The Legal Orientation Program is offered by the Justice Department in association with Vera Institute of Justice and the National Immigrant Justice Center.
The Vera Institute of Justice is a non-profit organization providing the Legal Orientation Program (LOP) to immigrants who are detained, and has a help desk that provides information to those who are not detained but face deportation. The institute advised 53,000 immigrants in more than a dozen states in the United States in 2017 alone.
The Executive Office for Immigration Review said that the government wants to “conduct efficiency reviews which have not taken place in six years.” The review will examine the cost-effectiveness of the federally funded programs and whether they duplicate efforts within the court system, the Washington Post quoted an immigration official as saying. Immigration judges already inform immigrants their rights before a hearing, according to the official.
The Vera Institute of Justice said in a statement that the program was created in 2003 under President George W. Bush and “is a lifeline for many immigrants, refugees, asylum-seekers, and green-card holders — some who are fighting for their lives — who would otherwise not know the rights they have or the odds they face.”
The Department of Justice concluded in a 2012 study that the program created a net savings of nearly $18 million for the government, which meant that every $1 the government spent on LOP saved $4. This is why LOP has had strong support in Congress, which maintained its full funding in FY 2018.

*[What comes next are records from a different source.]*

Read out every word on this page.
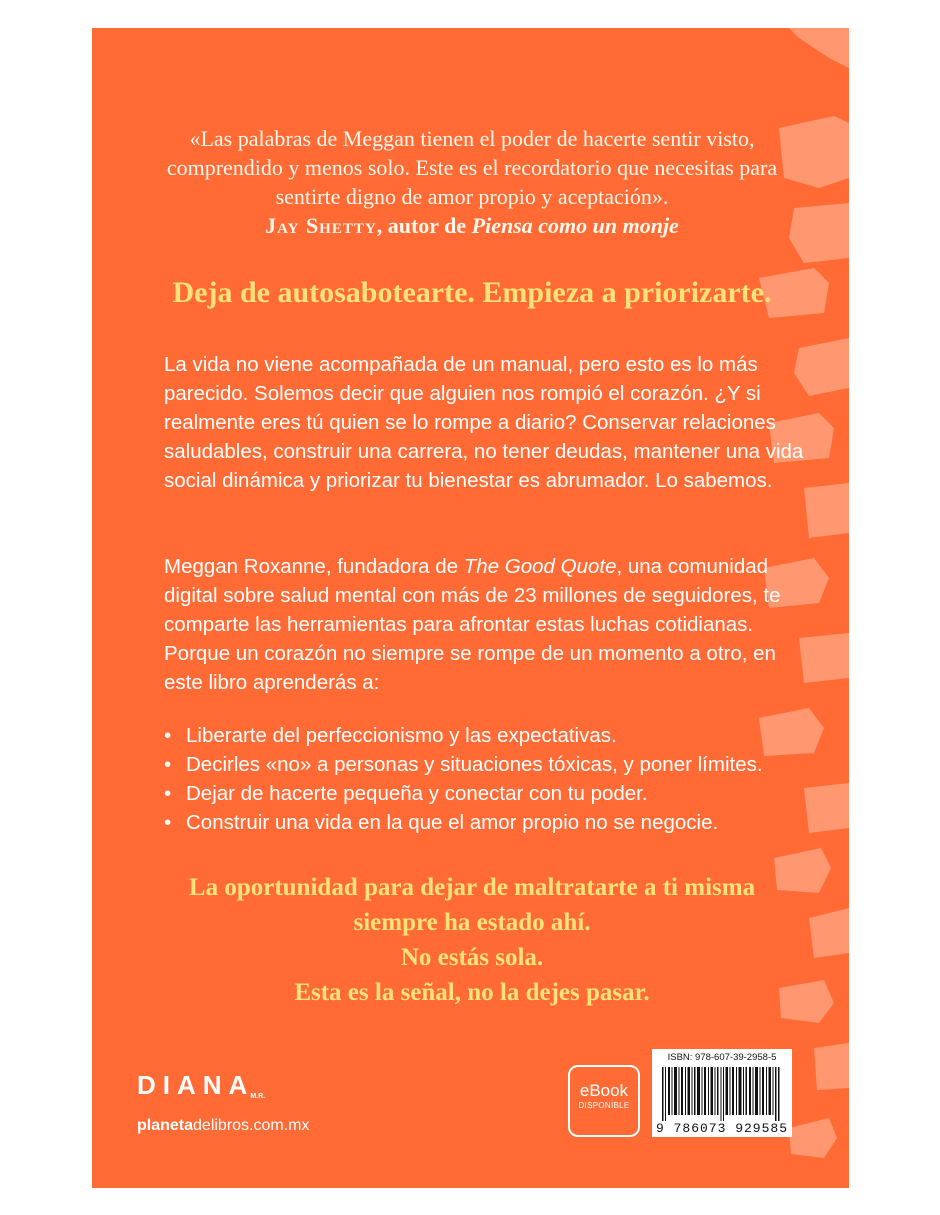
«Las palabras de Meggan tienen el poder de hacerte sentir visto, comprendido y menos solo. Este es el recordatorio que necesitas para sentirte digno de amor propio y aceptación».
Jay Shetty, autor de Piensa como un monje
Deja de autosabotearte. Empieza a priorizarte.
La vida no viene acompañada de un manual, pero esto es lo más parecido. Solemos decir que alguien nos rompió el corazón. ¿Y si realmente eres tú quien se lo rompe a diario? Conservar relaciones saludables, construir una carrera, no tener deudas, mantener una vida social dinámica y priorizar tu bienestar es abrumador. Lo sabemos.
Meggan Roxanne, fundadora de The Good Quote, una comunidad digital sobre salud mental con más de 23 millones de seguidores, te comparte las herramientas para afrontar estas luchas cotidianas. Porque un corazón no siempre se rompe de un momento a otro, en este libro aprenderás a:
• Liberarte del perfeccionismo y las expectativas.
• Decirles «no» a personas y situaciones tóxicas, y poner límites.
• Dejar de hacerte pequeña y conectar con tu poder.
• Construir una vida en la que el amor propio no se negocie.
La oportunidad para dejar de maltratarte a ti misma
siempre ha estado ahí.
No estás sola.
Esta es la señal, no la dejes pasar.
$DIANA^{M.R.}$
planetadelibros.com.mx
eBook
DISPONIBLE
ISBN: 978-607-39-2958-5
9 786073 929585
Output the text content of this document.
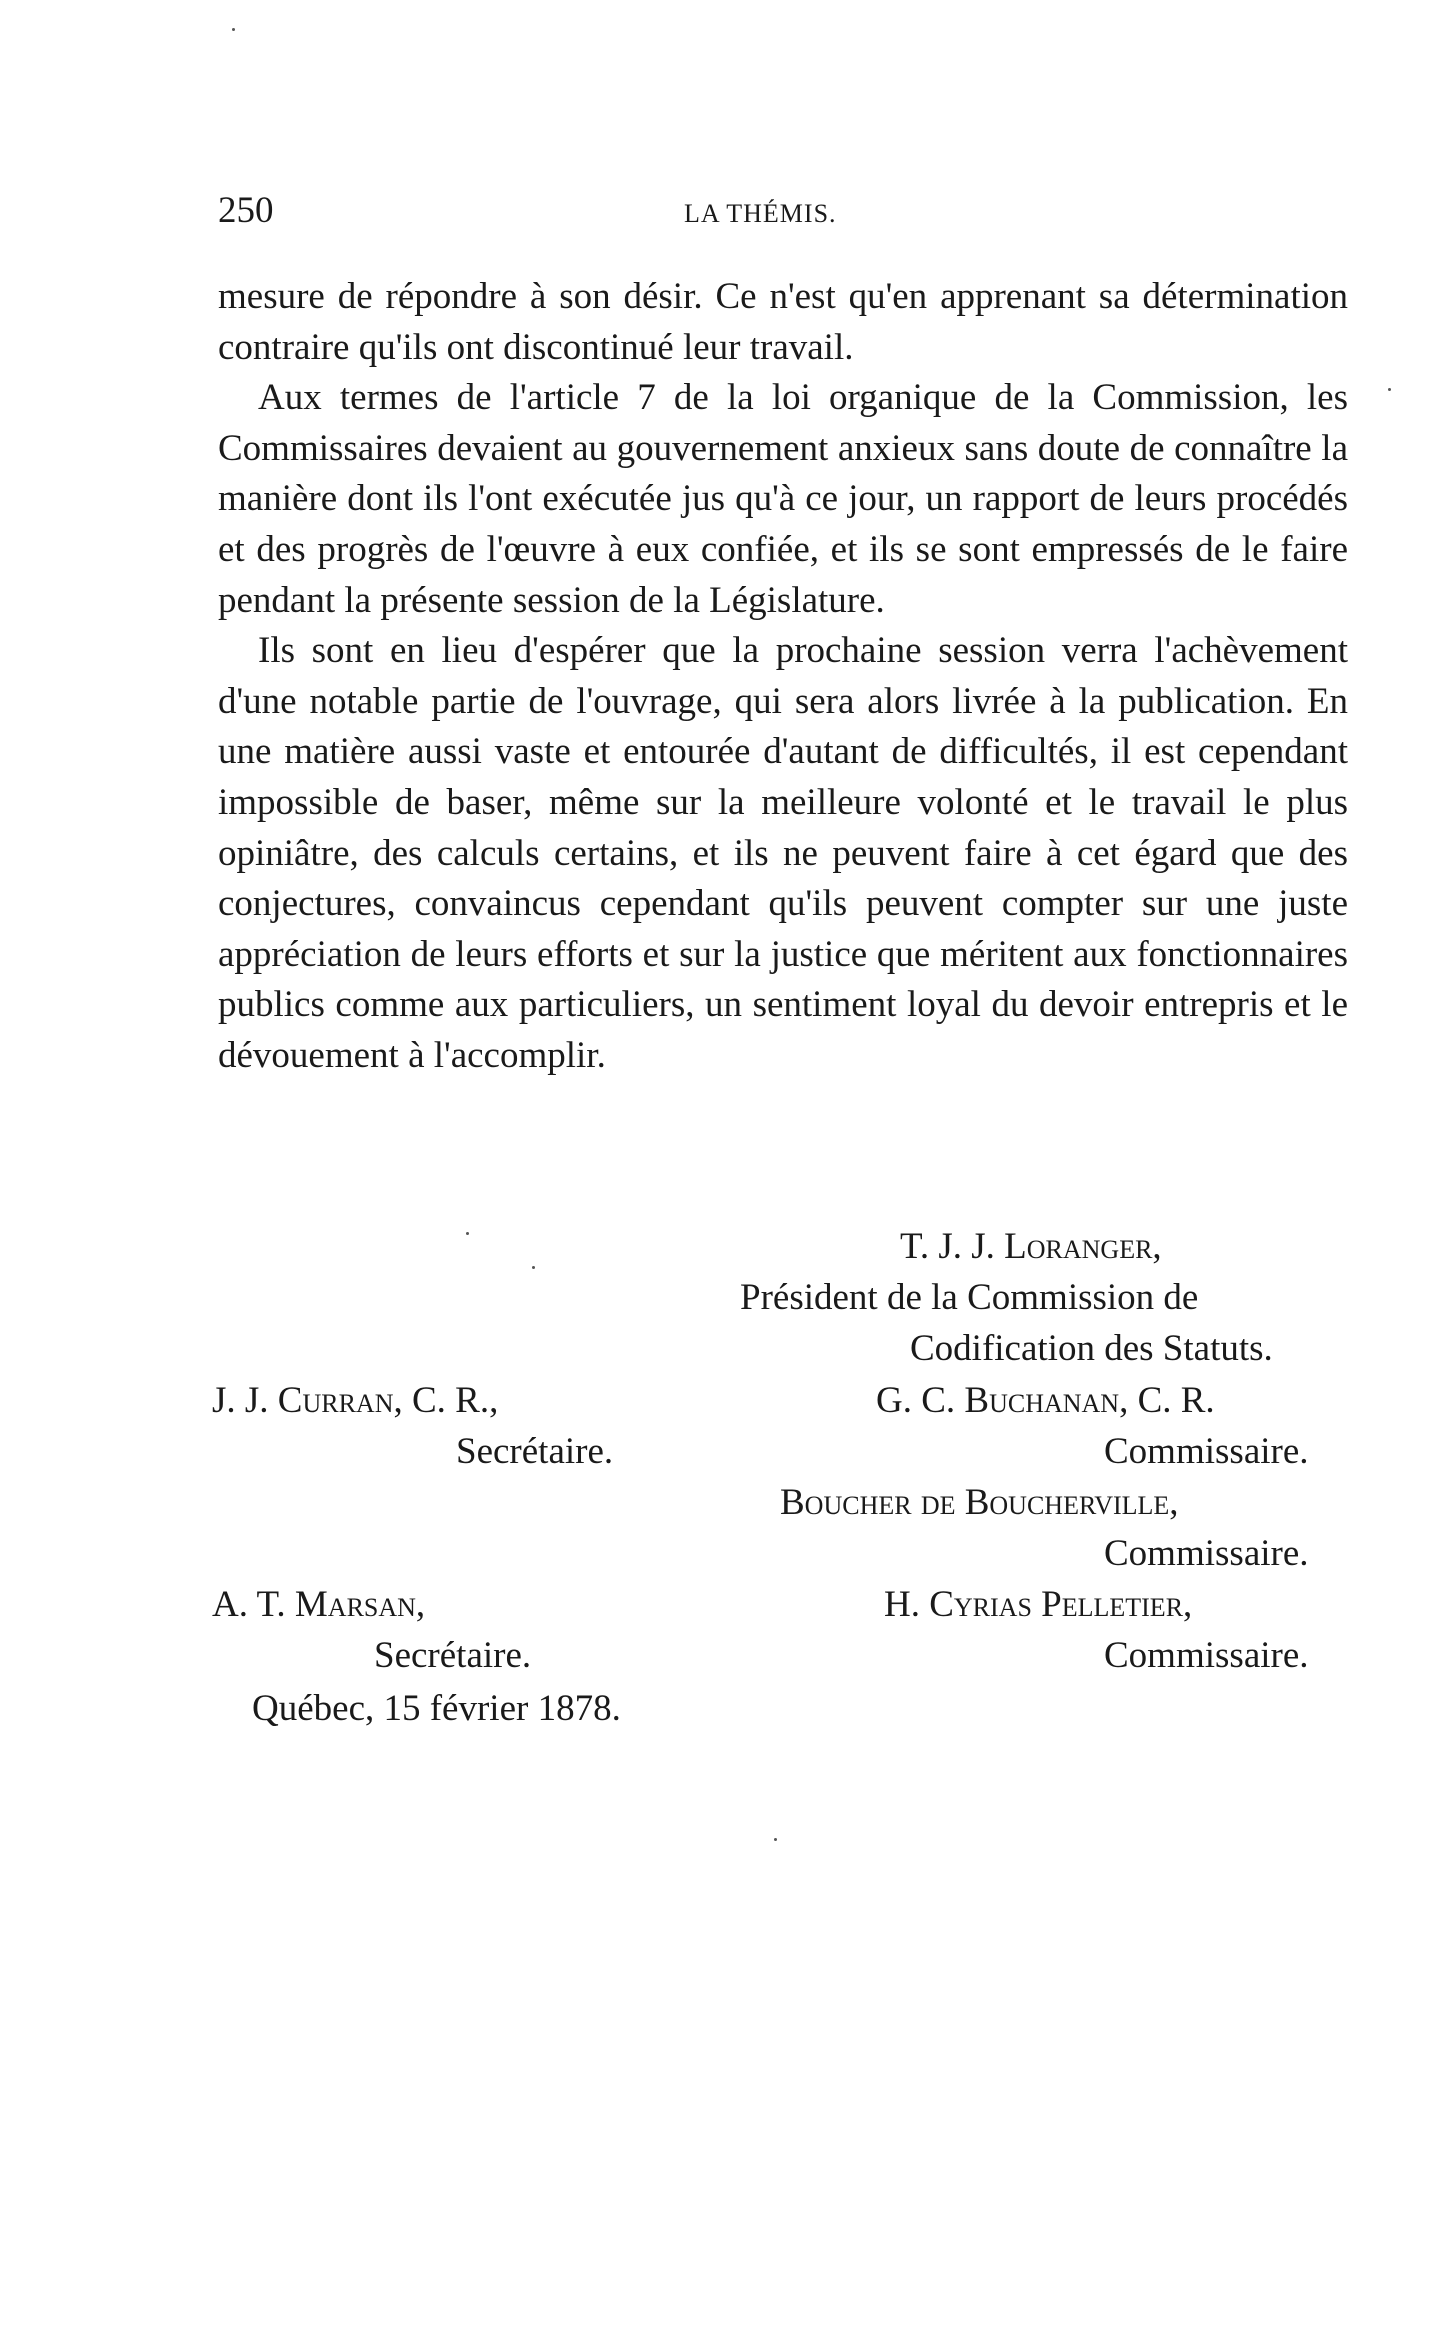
250	LA THÉMIS.

mesure de répondre à son désir. Ce n'est qu'en apprenant sa détermination contraire qu'ils ont discontinué leur travail.

Aux termes de l'article 7 de la loi organique de la Commission, les Commissaires devaient au gouvernement anxieux sans doute de connaître la manière dont ils l'ont exécutée jus qu'à ce jour, un rapport de leurs procédés et des progrès de l'œuvre à eux confiée, et ils se sont empressés de le faire pendant la présente session de la Législature.

Ils sont en lieu d'espérer que la prochaine session verra l'achèvement d'une notable partie de l'ouvrage, qui sera alors livrée à la publication. En une matière aussi vaste et entourée d'autant de difficultés, il est cependant impossible de baser, même sur la meilleure volonté et le travail le plus opiniâtre, des calculs certains, et ils ne peuvent faire à cet égard que des conjectures, convaincus cependant qu'ils peuvent compter sur une juste appréciation de leurs efforts et sur la justice que méritent aux fonctionnaires publics comme aux particuliers, un sentiment loyal du devoir entrepris et le dévouement à l'accomplir.

T. J. J. Loranger,
Président de la Commission de
Codification des Statuts.
J. J. Curran, C. R.,
Secrétaire.
G. C. Buchanan, C. R.
Commissaire.
Boucher de Boucherville,
Commissaire.
A. T. Marsan,
Secrétaire.
H. Cyrias Pelletier,
Commissaire.
Québec, 15 février 1878.
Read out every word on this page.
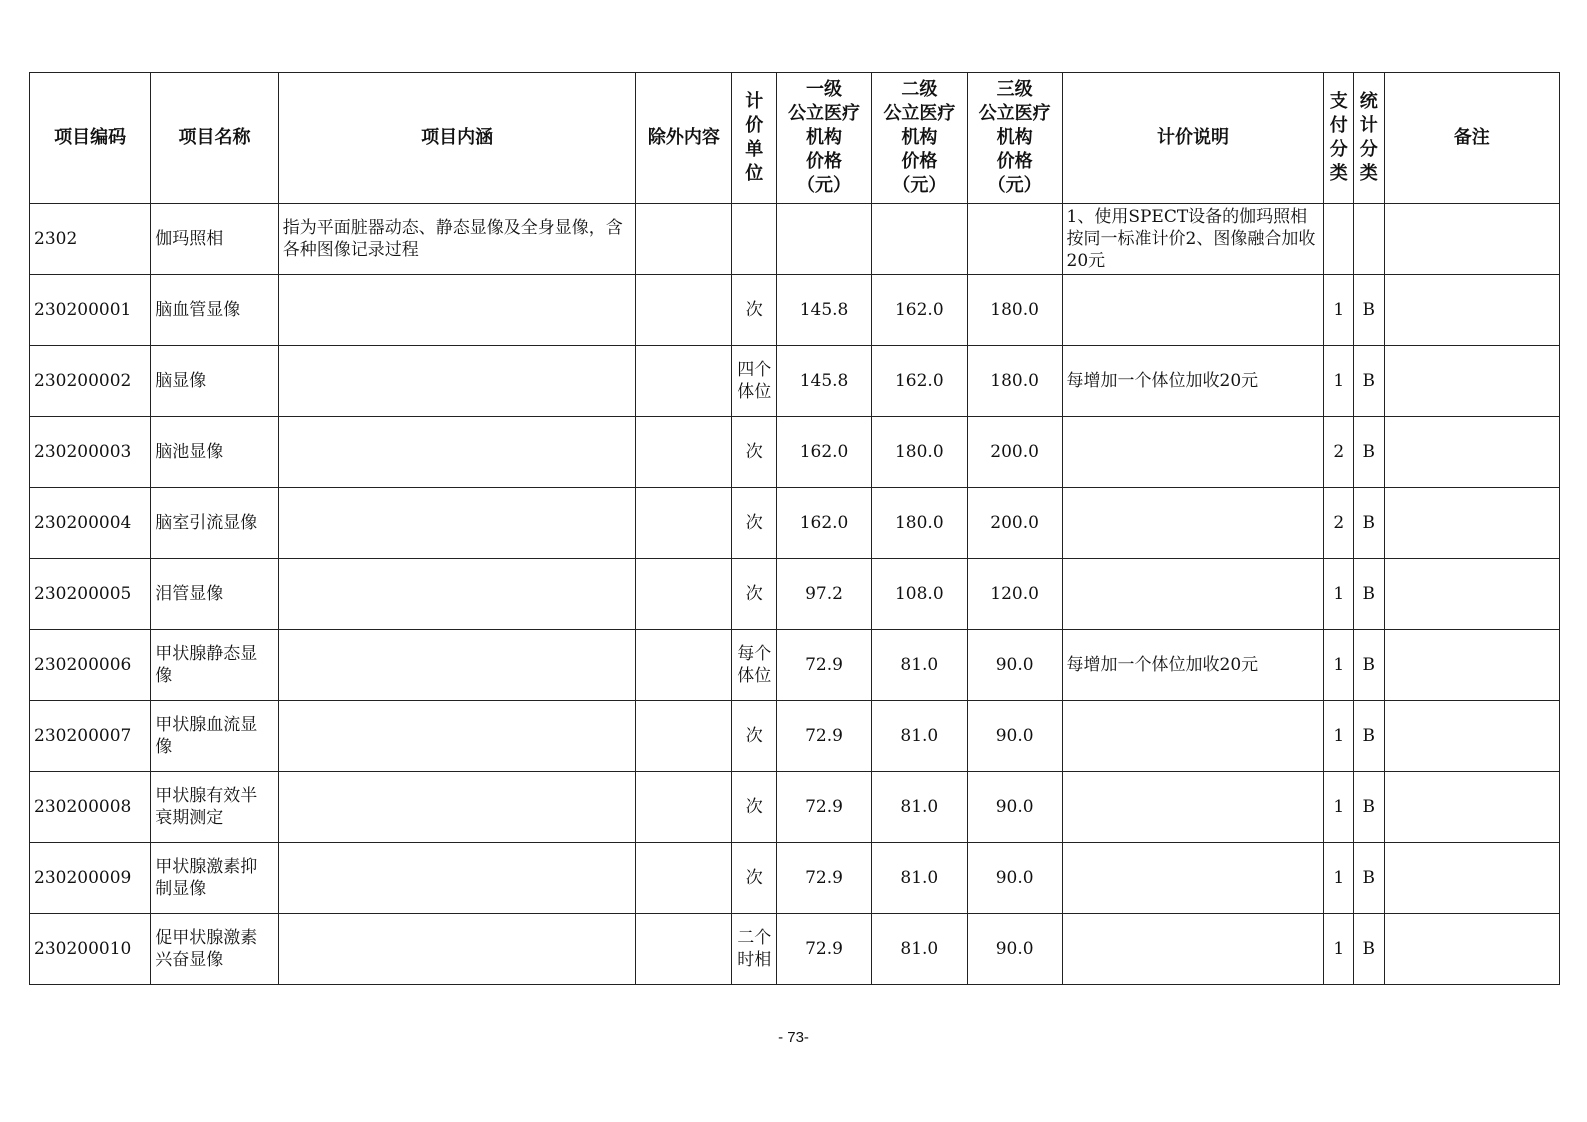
项目编码	项目名称	项目内涵	除外内容	计
价
单
位	一级
公立医疗
机构
价格
（元）	二级
公立医疗
机构
价格
（元）	三级
公立医疗
机构
价格
（元）	计价说明	支
付
分
类	统
计
分
类	备注
2302	伽玛照相	指为平面脏器动态、静态显像及全身显像，含各种图像记录过程						1、使用SPECT设备的伽玛照相按同一标准计价2、图像融合加收20元			
230200001	脑血管显像			次	145.8	162.0	180.0		1	B	
230200002	脑显像			四个体位	145.8	162.0	180.0	每增加一个体位加收20元	1	B	
230200003	脑池显像			次	162.0	180.0	200.0		2	B	
230200004	脑室引流显像			次	162.0	180.0	200.0		2	B	
230200005	泪管显像			次	97.2	108.0	120.0		1	B	
230200006	甲状腺静态显像			每个体位	72.9	81.0	90.0	每增加一个体位加收20元	1	B	
230200007	甲状腺血流显像			次	72.9	81.0	90.0		1	B	
230200008	甲状腺有效半衰期测定			次	72.9	81.0	90.0		1	B	
230200009	甲状腺激素抑制显像			次	72.9	81.0	90.0		1	B	
230200010	促甲状腺激素兴奋显像			二个时相	72.9	81.0	90.0		1	B	
- 73-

The decision to halt the program has received backlash from the National Immigrant Justice Center.
“This is a blatant attempt by the administration to strip detained immigrants of even the pretense of due-process rights,” Mary Meg McCarthy, executive director of the National Immigrant Justice Center, said, according to the report.
More than 20,000 Indians are estimated to be living in the United States illegally, many of whom have been enrolled in the Deferred Action for Childhood Arrivals (DACA) program or are eligible for it. While immigration officers used to have discretion over whose cases to expedite, they are currently said to be processing removal orders for all illegal immigrants even if they have no criminal record.
For instance, an Indian deli owner in New York was reportedly taken into custody and faces deportation despite being married to a U.S. national. Bhavesh ‘Bobby’ Bhatt had no criminal records and had gone for an annual meeting with an immigration official when he was held, according to reports.